This one predates the whole xWays and xBomb era that Nolimit City eventually built its reputation on, and it shows. Released December 2018, Poison Eve runs on a tight 20-payline 5×3 grid, which feels almost quaint next to the 1,024-ways monsters the studio kept shipping afterwards. Don't expect the brutal max-win ceilings either. The cap here is 2,000x. For high volatility, that's lean.
The whole game runs on reel position. Three features, three locked zones, and almost nothing else matters. Vine Wilds only appear on reels two, three and four, and when one lands it expands to cover the entire column. A single Vine Wild already touches every one of the 20 lines at its position, so two adjacent stacked wilds paint half the playfield instantly. It's a clean mechanic with no multipliers attached, which is honestly the weakest part of the design.
Reel one is Eve's territory. If the purple-haired sorceress symbol drops in and fills the column top to bottom, Liquid Magic fires, and every potion bottle currently sitting on reels two through five converts into another copy of her. Cover the whole grid and you hit the 2,000x cap in a single spin. No respins, no progression, no meter. Either the bottles cooperate or they don't.

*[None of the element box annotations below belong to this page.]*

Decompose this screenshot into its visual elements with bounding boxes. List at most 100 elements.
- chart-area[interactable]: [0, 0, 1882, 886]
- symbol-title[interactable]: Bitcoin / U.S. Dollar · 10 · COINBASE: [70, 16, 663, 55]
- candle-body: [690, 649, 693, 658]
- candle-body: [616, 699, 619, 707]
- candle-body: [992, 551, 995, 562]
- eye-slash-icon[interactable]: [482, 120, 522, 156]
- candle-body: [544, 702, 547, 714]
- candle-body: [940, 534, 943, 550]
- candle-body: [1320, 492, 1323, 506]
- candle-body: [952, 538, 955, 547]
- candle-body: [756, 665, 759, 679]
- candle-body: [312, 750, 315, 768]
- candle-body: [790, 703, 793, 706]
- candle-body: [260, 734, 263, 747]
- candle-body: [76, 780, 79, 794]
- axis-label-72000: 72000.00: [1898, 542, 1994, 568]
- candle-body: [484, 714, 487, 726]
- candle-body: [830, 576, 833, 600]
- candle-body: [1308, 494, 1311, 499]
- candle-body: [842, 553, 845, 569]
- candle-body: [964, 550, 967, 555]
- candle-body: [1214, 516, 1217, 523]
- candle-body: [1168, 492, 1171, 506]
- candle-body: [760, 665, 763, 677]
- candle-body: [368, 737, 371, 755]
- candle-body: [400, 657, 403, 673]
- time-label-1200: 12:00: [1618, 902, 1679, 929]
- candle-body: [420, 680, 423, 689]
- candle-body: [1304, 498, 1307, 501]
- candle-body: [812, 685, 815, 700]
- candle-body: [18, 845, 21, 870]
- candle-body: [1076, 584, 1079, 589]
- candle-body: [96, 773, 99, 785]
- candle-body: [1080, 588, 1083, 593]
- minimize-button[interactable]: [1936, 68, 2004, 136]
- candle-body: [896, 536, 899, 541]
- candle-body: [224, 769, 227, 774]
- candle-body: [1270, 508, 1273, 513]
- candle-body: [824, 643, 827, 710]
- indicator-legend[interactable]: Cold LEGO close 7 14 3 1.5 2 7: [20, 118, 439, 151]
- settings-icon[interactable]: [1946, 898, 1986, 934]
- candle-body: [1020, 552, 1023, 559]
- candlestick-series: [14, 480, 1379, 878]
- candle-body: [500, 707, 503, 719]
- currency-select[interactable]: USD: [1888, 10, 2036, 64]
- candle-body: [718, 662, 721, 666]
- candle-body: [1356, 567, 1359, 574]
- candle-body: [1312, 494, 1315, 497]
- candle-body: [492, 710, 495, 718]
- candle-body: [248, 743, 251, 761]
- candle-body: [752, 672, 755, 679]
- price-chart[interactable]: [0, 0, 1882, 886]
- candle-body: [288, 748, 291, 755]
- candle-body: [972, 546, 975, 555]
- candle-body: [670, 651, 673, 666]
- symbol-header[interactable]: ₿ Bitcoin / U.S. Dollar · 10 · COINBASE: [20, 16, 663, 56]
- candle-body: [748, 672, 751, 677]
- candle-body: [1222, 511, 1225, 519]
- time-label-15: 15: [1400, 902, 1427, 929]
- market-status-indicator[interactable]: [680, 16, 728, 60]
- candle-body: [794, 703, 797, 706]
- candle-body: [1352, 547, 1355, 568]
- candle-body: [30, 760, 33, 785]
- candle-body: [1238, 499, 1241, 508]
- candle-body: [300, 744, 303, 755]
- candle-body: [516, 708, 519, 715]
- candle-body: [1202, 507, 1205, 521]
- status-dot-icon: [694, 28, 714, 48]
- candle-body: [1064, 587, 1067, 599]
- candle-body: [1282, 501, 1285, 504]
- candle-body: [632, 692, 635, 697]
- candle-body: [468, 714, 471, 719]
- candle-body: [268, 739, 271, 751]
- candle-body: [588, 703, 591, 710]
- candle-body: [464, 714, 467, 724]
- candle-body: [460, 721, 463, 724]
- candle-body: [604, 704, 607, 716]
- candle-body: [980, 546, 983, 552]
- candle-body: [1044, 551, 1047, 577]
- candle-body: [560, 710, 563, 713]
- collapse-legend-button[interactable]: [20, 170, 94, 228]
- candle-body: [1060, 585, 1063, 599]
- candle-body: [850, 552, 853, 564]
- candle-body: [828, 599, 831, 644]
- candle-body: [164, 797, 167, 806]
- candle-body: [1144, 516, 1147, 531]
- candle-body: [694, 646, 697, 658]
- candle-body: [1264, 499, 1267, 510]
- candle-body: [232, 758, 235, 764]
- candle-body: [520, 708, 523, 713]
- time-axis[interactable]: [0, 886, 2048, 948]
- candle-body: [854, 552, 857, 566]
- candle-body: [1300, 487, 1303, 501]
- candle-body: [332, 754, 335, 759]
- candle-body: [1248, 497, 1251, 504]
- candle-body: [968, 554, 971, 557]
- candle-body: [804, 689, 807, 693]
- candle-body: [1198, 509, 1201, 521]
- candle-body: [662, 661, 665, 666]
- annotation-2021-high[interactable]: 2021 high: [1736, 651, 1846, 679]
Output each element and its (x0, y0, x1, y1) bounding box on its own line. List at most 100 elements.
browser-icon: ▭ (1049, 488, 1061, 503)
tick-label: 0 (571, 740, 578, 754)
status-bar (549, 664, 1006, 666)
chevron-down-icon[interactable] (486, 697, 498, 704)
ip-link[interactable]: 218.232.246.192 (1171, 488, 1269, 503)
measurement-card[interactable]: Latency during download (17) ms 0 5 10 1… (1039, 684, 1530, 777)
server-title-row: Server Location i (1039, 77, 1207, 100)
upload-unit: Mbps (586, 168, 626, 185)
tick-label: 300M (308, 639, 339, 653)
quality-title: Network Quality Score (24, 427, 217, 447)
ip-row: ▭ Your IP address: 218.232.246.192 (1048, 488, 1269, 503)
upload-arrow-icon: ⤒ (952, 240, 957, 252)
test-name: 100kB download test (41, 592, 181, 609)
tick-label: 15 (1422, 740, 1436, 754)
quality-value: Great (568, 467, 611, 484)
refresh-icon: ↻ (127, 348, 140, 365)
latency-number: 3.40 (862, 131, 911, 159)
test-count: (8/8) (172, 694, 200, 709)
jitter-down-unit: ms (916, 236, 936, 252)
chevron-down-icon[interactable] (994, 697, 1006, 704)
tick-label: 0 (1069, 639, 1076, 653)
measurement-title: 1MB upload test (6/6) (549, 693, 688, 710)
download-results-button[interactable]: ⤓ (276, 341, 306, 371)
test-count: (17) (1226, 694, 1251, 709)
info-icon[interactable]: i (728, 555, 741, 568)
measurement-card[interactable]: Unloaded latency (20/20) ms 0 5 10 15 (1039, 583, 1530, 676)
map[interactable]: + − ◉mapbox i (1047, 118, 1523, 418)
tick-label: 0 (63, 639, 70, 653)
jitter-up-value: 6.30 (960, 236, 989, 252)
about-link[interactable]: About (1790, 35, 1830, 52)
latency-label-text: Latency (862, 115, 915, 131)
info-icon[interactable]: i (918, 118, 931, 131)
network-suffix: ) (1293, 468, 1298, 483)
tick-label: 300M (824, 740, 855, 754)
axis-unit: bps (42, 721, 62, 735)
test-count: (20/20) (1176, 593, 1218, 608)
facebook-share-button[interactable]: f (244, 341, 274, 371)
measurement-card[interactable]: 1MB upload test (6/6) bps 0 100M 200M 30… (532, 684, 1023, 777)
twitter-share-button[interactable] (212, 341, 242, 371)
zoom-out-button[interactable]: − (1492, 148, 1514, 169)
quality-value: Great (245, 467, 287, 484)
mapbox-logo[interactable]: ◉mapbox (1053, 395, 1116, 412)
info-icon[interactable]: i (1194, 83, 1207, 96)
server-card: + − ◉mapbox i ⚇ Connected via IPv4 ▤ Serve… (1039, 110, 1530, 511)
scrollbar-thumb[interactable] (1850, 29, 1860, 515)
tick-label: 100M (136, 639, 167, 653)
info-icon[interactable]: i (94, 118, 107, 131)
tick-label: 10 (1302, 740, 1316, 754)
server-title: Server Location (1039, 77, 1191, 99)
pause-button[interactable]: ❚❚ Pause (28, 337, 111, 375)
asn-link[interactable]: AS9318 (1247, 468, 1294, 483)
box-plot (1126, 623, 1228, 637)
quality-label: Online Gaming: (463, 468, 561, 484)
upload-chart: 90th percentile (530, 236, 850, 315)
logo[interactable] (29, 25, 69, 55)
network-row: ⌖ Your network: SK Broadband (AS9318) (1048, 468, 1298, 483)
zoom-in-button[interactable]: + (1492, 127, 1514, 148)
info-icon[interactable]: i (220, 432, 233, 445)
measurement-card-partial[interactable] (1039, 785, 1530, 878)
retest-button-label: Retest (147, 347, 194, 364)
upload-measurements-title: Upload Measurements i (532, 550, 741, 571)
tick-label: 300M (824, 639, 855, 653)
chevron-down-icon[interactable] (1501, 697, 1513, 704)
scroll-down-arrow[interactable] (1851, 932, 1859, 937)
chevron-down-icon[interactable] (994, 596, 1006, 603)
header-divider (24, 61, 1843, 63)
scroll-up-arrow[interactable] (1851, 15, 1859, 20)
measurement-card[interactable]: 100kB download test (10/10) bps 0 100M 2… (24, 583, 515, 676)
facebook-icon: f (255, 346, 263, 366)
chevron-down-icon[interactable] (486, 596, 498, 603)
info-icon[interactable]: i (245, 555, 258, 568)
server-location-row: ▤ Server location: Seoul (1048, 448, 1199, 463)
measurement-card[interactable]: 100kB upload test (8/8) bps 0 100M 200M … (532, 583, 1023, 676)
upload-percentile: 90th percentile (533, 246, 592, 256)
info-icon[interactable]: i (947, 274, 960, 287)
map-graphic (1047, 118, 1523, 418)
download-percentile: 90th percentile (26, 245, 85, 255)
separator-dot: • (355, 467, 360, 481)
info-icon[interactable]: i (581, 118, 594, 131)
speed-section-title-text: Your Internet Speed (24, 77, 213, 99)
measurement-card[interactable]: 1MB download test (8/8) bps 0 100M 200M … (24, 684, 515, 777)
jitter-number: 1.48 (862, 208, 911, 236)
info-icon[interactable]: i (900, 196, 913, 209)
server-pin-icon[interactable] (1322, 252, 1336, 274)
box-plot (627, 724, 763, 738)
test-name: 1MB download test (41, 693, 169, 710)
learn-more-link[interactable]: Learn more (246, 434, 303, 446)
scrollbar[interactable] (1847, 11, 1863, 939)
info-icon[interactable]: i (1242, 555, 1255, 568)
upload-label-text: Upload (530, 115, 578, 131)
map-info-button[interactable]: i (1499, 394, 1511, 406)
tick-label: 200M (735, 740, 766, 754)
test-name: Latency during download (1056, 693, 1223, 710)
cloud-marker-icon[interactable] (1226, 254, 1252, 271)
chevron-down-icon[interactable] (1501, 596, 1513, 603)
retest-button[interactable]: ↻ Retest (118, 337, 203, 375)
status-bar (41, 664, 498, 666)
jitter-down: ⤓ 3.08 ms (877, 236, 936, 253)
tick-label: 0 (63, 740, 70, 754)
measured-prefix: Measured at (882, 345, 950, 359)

Then there's the Hot Zone, the middle slot of reel five. Drop the pink flower Bonus there and a portal opens on the leftmost free reel, lasting 3 to 12 spins with a visible counter on each one. While the feature is live, any symbol that lands in the Hot Zone (anything except another Bonus) gets duplicated into every open portal and expands across the non-portal reels.
Visually it's a misty teal forest with a vine-wrapped wooden frame, carved gold lettering above, and a single character symbol doing all the heavy lifting. Aged decently for an eight-year-old release.